- Last Updated on 01:30 PM 11/14/13
- BY Ashley Hodge
A few eyebrows were raised Monday night when Halifax County School Board Chairman Kim Farson said trustees had discussed the rat droppings incident at Halifax County Middle School behind closed doors following a school board meeting in July.
Since that subject does not fall into an allowed category for closed session discussion, The Gazette-Virginian questioned Farson this week on how school board members justified discussing the matter behind closed doors.
According to Farson, the discussion involved much more than rodent droppings including personnel issues, so acting on the advice of the school board attorney, they treated the issue as they would a personnel matter.
“When Mrs. Emma Sims came to the board in July with the incident, she also requested a grievance procedure after her contract was not renewed. Being that she was classified personnel rather than certified personnel, we explained that was not within her rights.”
However, Farson said the board did not dismiss Sims’ allegations of rat droppings in the middle school cafeteria, and each board member voiced concern.
“And by no means was it taken lightly,” the chairman added.

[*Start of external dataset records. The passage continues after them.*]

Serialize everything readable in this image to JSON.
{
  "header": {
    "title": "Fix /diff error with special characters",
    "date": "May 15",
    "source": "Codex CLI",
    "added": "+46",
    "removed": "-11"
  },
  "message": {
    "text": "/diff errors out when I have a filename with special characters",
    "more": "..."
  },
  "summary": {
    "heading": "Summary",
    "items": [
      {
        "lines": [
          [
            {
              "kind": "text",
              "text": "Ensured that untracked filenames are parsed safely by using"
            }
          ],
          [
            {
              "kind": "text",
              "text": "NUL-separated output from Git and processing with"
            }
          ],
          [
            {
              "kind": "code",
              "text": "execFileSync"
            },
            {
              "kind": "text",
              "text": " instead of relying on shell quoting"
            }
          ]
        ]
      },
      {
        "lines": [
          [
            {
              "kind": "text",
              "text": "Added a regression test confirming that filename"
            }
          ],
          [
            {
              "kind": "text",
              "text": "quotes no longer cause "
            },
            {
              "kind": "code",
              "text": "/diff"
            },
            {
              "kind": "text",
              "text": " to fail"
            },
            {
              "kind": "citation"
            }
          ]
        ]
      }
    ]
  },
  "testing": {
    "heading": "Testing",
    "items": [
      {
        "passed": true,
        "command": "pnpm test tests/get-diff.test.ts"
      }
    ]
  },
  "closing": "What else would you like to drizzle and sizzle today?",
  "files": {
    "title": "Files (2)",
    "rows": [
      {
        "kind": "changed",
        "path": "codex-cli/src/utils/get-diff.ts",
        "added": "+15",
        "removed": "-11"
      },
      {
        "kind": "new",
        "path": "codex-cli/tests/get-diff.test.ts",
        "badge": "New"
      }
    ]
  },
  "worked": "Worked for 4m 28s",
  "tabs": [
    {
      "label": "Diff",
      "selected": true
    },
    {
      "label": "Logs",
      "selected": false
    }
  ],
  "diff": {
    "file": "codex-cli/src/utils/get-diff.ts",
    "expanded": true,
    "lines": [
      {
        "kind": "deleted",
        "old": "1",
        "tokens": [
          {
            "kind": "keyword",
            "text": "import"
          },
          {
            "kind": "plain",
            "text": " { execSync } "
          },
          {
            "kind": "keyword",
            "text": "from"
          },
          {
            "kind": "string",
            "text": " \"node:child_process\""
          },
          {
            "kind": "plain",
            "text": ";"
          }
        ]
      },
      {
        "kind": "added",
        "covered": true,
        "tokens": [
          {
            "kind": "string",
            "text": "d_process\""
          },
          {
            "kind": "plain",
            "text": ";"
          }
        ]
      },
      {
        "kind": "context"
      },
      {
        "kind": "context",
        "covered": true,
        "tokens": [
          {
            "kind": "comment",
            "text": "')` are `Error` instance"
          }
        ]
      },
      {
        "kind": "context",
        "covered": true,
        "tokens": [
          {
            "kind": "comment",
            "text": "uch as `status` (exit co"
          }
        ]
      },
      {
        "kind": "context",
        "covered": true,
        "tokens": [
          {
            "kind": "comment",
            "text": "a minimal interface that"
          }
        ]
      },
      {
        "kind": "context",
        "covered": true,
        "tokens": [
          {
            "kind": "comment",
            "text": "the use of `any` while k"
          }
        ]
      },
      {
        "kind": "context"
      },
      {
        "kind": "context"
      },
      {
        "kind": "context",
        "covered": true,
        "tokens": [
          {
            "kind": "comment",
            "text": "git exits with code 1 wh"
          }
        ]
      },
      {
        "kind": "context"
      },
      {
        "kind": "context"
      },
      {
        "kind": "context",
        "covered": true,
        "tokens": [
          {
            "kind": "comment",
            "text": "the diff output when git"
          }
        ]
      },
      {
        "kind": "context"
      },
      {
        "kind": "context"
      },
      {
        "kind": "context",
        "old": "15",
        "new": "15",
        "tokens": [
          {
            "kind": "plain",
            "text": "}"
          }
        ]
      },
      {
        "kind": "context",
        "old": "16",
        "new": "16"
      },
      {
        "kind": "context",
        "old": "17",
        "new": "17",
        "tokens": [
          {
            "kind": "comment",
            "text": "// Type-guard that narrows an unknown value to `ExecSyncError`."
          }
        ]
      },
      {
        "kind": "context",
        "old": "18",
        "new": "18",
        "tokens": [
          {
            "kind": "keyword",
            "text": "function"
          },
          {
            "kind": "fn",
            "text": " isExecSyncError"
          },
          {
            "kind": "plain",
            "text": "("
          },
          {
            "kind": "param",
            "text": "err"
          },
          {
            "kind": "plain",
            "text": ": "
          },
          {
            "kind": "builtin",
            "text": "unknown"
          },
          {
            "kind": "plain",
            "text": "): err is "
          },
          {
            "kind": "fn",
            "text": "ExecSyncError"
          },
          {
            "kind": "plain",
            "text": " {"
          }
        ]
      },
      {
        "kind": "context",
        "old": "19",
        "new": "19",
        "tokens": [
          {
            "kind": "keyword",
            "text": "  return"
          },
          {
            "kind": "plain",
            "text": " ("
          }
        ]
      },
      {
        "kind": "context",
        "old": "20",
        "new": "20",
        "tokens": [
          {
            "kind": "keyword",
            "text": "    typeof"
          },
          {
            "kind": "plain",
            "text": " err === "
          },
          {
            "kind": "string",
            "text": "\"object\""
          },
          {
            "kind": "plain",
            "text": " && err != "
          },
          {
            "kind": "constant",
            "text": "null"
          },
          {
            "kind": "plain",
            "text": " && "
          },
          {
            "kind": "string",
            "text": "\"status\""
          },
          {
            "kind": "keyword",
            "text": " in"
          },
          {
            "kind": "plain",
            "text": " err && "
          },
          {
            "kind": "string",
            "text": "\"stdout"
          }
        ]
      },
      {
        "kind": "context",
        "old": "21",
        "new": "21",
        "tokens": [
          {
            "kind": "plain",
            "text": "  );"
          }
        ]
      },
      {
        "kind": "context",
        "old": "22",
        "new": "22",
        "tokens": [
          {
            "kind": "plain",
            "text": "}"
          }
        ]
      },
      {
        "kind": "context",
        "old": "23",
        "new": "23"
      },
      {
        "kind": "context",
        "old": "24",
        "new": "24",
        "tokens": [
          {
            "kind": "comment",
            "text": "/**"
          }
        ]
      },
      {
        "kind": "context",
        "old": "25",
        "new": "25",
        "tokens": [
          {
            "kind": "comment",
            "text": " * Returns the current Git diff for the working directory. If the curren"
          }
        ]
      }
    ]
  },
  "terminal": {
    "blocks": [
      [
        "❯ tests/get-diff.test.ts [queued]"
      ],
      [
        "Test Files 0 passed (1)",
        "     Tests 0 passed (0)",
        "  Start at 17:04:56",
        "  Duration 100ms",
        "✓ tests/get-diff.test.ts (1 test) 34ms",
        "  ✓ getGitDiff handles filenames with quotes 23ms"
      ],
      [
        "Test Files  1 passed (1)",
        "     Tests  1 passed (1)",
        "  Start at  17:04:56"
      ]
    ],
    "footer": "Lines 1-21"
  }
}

The board proceeded by asking that a thorough investigation be conducted.
Following the investigation, a report was given to the board containing employees’ statements about the February day in question.
“When reviewing the report, we felt that not only did we have to protect Emma Sims but also the other employees who had provided statements,” said Farson further explaining why the discussion was handled as a personnel matter.
According to Farson, the report provided did not confirm all of Sims’ allegations. The report did, however, confirm rat droppings were found in the middle school cafeteria at that time, and that proper procedures and protocol had been followed to handle the situation.
In hindsight, Farson said she realizes the board could have prepared a statement in July stating the rat droppings incident had occurred and had been handled.
“However, our lawyer had advised us to let it go,” she said, so the school board opted to follow his advice.
The chairman said she feels the board did their job by asking for the investigation.
She concluded, “We did not go into executive session to discuss the alleged rat droppings incident in itself but statements provided by personnel that were private.”